È vero che la pratica musicale tende ad evitare le terze alle frequenze più basse? Esiste una misurazione oggettiva di tale comportamento o è solo qualcosa notato personalmente dopo aver visto molta musica?

Basta sedersi a un pianoforte e provarlo. Suona una melodia semplice con un accompagnamento a una terza di distanza. Sopra il Do centrale, probabilmente suonerà bene, ma più in basso si va, meno sarà piacevole. Non oserei nominare un limite esatto, ciascuno a suo modo.
Vedere molta musica e notare l'assenza di terzi nei registri inferiori non è una misura oggettiva?
Ha qualcosa a che fare con le armoniche di ogni nota, piuttosto che con le note fondamentali? Quindi, varierà in una certa misura tra gli strumenti. Ma ancora non va bene per molti.
@Tim Non sono le frequenze, sono le nostre orecchie che lo rendono fangoso.

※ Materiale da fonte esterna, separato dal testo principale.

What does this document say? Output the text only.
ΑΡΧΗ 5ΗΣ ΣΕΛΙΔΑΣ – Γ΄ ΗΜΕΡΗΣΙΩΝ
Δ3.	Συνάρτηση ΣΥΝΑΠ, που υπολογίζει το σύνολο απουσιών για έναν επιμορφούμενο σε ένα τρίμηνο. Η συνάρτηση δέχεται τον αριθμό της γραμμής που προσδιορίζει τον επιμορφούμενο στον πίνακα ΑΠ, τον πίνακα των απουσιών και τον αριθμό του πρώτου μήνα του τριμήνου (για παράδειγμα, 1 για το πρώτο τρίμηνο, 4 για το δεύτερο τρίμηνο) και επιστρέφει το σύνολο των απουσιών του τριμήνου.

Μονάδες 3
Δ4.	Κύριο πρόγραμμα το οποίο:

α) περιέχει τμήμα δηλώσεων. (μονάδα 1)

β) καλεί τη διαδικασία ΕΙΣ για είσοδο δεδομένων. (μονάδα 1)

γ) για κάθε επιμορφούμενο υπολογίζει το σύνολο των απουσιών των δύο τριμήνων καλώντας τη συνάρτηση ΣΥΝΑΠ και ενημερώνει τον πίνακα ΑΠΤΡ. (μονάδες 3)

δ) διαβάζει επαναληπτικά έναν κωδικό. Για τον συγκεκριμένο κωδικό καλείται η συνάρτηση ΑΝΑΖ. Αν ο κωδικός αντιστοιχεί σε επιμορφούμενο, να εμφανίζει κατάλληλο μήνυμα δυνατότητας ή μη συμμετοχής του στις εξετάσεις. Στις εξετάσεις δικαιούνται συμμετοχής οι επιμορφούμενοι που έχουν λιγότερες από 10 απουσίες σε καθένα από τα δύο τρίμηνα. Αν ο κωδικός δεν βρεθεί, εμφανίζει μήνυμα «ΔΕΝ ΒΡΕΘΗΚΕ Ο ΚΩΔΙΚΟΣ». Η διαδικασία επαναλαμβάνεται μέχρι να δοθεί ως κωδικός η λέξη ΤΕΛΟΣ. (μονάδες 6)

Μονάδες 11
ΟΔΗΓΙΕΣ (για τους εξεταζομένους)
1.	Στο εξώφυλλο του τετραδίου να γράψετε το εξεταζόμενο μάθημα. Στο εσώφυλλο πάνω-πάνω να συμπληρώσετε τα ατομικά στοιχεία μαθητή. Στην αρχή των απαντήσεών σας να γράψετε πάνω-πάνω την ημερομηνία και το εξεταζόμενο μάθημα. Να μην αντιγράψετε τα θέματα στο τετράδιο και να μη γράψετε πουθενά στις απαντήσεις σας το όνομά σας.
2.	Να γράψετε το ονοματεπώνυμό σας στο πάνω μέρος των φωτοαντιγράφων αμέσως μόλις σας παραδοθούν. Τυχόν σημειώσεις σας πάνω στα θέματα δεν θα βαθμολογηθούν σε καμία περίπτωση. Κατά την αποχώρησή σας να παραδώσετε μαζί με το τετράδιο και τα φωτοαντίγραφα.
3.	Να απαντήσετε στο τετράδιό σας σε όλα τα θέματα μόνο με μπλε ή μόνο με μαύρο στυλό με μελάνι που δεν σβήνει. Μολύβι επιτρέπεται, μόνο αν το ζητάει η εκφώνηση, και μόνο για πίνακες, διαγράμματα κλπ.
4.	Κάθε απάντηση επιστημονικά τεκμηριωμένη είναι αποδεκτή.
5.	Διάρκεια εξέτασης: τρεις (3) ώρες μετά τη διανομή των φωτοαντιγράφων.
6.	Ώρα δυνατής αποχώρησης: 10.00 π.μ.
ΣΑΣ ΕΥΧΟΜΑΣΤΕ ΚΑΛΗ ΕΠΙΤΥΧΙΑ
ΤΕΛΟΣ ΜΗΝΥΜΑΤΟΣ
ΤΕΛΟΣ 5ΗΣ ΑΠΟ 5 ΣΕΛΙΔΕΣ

La combinazione delle proprietà fisiche della membrana basilare con la neurologia di come gli impulsi nervosi vengono decodificati in suono rendono l'acustica psico delle note basse molto diversa dalle note alte.
Il modo per ottenere una "misurazione oggettiva" è guardare un corpus musicale ben definito e fare un'analisi statistica. Ciò è diventato molto più semplice ora che ci sono grandi raccolte di musica che sono codificate abbastanza accuratamente da essere utili, sia in formato MIDI che audio. Ad esempio, da un file MIDI è possibile selezionare una nota e quindi misurare la proporzione di tempo in cui la nota successiva più vicina si trovava a intervalli diversi (2a, 3a, 4tn ....) sopra di essa e confrontare i risultati per diverse altezze note su un campione di, diciamo, 10.000 o addirittura 100.000 punteggi.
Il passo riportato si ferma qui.